Yesterday my friend Michelle and I drove to nearby Flag City to find good Indian food. We sat in a new cafe that occupies a storefront adjacent to the Starbucks drive-through lane of a little strip mall. Flag City has the best gas prices, a MacDonald’s, a dead Burger King that looks to be reinventing itself as some other chain, and a cluster of businesses. Halfway between Rio Vista and Lodi, its main purposes seems to be as refueling for semis headed to LA via Highway 5.
I ordered pakora and aloo gobi. The aroma took me back to the old Chai Shai just down from my traditional house in Kansas City. Homesickness overwhelmed me as I spooned perfectly cooked rice onto my plate beside the steaming potato dish. For the thousandth time I try to remember why I thought this adventure made sense. When I meet people, they ask why I moved to California. I demure.
The Pacific Ocean drew me, I do not say. I used to speak of my love for the ocean’s song. Every month saw me parked in a lay-by staring at the sea. Now my seven-day span includes three days behind the helm of the dream that I manifested here in Isleton and I do not yet see the fair trade. But I surround myself each weekend with beautiful, sometimes provocative art, and something must be said for the pleasure of that.
I took Michelle home to Isleton after our dinner, driving back into her property amongst the rusty John Deeres and the bits and bobs of a farming life. Wind ruffled the tall grasses in the neighbor’s meadow. As I turned my car towards home, I glanced to my right and caught the fierce glow of a majestic sunset streaming through the clouds above the Sacramento River. A few minutes later, I pulled to the side of the road, first right outside of the town of Isleton, and then on the Delta Loop where I keep my house. I rolled down my window and held my phone outside, angling its lens westward at the ball of fire on the far horizon.
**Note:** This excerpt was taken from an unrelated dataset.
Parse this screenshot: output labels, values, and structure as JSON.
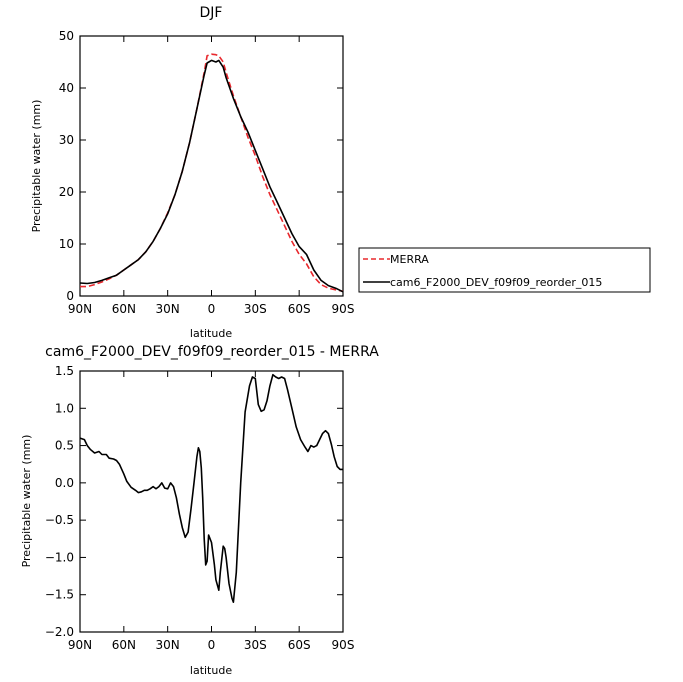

One of the weirdest parts of a wild personal transformation in your sixties involves the human phenomenon of adolescence. In 2017, I began the process of divesting myself of a life that I had spent three decades building. I started the phase-out of my law practice, sold my house, traded my mother-in-law’s Prius for RAV4, bargained a bunch of cash on a tiny house, and headed west. As I sat in the open gateway of a vineyard near the confluence of the San Joaquin and the Sacramento watching the blazing descent of the sun, I could not prevent myself from questioning the last seven years. I’m feeling my teenage years as a revolution. I have no idea what might come next. The crash-and-burn could rival the evening’s glorious sunset, or I could rise from the nourishing soil of the California Delta in a graceful sweep of gold like the eastern light of a cloudless summer morning.